Along with sustainability, matters of health and well-being were a priority for the client, who wanted to go beyond the issues addressed in the standard green-building certification program. Accordingly, each and every building product used was screened for a comprehensive list of more than 900 chemicals of concern. Stainless steel substitutes for brass in plumbing fixtures to eliminate exposure to lead, and alternatives to standard plywood were found to avoid the volatile organic compounds found in laminate glues. Thanks to those efforts, the house has been certified LEED Platinum—the U.S. Green Building Council’s highest ranking.
Taking their cues from the home’s exterior—a pared-down version of a traditional New England clapboard house—the team wrapped all the floors, ceilings, walls, and casework in the gutted and simplified interiors with American white oak.
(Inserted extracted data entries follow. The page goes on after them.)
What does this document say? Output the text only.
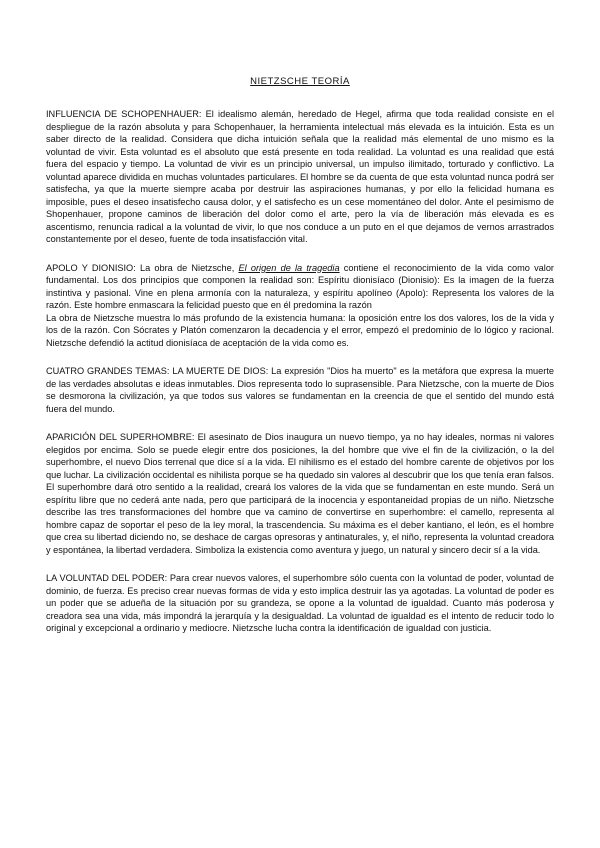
NIETZSCHE TEORÍA

INFLUENCIA DE SCHOPENHAUER: El idealismo alemán, heredado de Hegel, afirma que toda realidad consiste en el despliegue de la razón absoluta y para Schopenhauer, la herramienta intelectual más elevada es la intuición. Esta es un saber directo de la realidad. Considera que dicha intuición señala que la realidad más elemental de uno mismo es la voluntad de vivir. Esta voluntad es el absoluto que está presente en toda realidad. La voluntad es una realidad que está fuera del espacio y tiempo. La voluntad de vivir es un principio universal, un impulso ilimitado, torturado y conflictivo. La voluntad aparece dividida en muchas voluntades particulares. El hombre se da cuenta de que esta voluntad nunca podrá ser satisfecha, ya que la muerte siempre acaba por destruir las aspiraciones humanas, y por ello la felicidad humana es imposible, pues el deseo insatisfecho causa dolor, y el satisfecho es un cese momentáneo del dolor. Ante el pesimismo de Shopenhauer, propone caminos de liberación del dolor como el arte, pero la vía de liberación más elevada es es ascentismo, renuncia radical a la voluntad de vivir, lo que nos conduce a un puto en el que dejamos de vernos arrastrados constantemente por el deseo, fuente de toda insatisfacción vital.

APOLO Y DIONISIO: La obra de Nietzsche, El origen de la tragedia contiene el reconocimiento de la vida como valor fundamental. Los dos principios que componen la realidad son: Espíritu dionisíaco (Dionisio): Es la imagen de la fuerza instintiva y pasional. Vine en plena armonía con la naturaleza, y espíritu apolíneo (Apolo): Representa los valores de la razón. Este hombre enmascara la felicidad puesto que en él predomina la razón

La obra de Nietzsche muestra lo más profundo de la existencia humana: la oposición entre los dos valores, los de la vida y los de la razón. Con Sócrates y Platón comenzaron la decadencia y el error, empezó el predominio de lo lógico y racional. Nietzsche defendió la actitud dionisíaca de aceptación de la vida como es.

CUATRO GRANDES TEMAS: LA MUERTE DE DIOS: La expresión "Dios ha muerto" es la metáfora que expresa la muerte de las verdades absolutas e ideas inmutables. Dios representa todo lo suprasensible. Para Nietzsche, con la muerte de Dios se desmorona la civilización, ya que todos sus valores se fundamentan en la creencia de que el sentido del mundo está fuera del mundo.

APARICIÓN DEL SUPERHOMBRE: El asesinato de Dios inaugura un nuevo tiempo, ya no hay ideales, normas ni valores elegidos por encima. Solo se puede elegir entre dos posiciones, la del hombre que vive el fin de la civilización, o la del superhombre, el nuevo Dios terrenal que dice sí a la vida. El nihilismo es el estado del hombre carente de objetivos por los que luchar. La civilización occidental es nihilista porque se ha quedado sin valores al descubrir que los que tenía eran falsos. El superhombre dará otro sentido a la realidad, creará los valores de la vida que se fundamentan en este mundo. Será un espíritu libre que no cederá ante nada, pero que participará de la inocencia y espontaneidad propias de un niño. Nietzsche describe las tres transformaciones del hombre que va camino de convertirse en superhombre: el camello, representa al hombre capaz de soportar el peso de la ley moral, la trascendencia. Su máxima es el deber kantiano, el león, es el hombre que crea su libertad diciendo no, se deshace de cargas opresoras y antinaturales, y, el niño, representa la voluntad creadora y espontánea, la libertad verdadera. Simboliza la existencia como aventura y juego, un natural y sincero decir sí a la vida.

LA VOLUNTAD DEL PODER: Para crear nuevos valores, el superhombre sólo cuenta con la voluntad de poder, voluntad de dominio, de fuerza. Es preciso crear nuevas formas de vida y esto implica destruir las ya agotadas. La voluntad de poder es un poder que se adueña de la situación por su grandeza, se opone a la voluntad de igualdad. Cuanto más poderosa y creadora sea una vida, más impondrá la jerarquía y la desigualdad. La voluntad de igualdad es el intento de reducir todo lo original y excepcional a ordinario y mediocre. Nietzsche lucha contra la identificación de igualdad con justicia.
Certified as coming from responsibly managed forests, the horizontal boards in four different widths are applied in an intricate pattern that appears random but is actually carefully calibrated to accommodate light switches, outlets, door heads, and countertops in precise positions. There are no architraves or other forms of trim, just unembellished simplicity.
Mann designed a restrained yet striking new staircase using industrial materials to refined effect. Comprising oak treads and risers supported on a cantilevered blackened-steel underframe, the stair is fitted with a stainless-steel open-mesh balustrade topped with an oak handrail. Again, the proportions, alignments, and details of the various elements were carefully determined, emulating the homeowner’s approach to composition in her own artworks, which feature simple geometries repeated with subtle variations. That same modus operandi was applied throughout the house, accounting for the sense of calm and repose that pervades its unfussy interiors.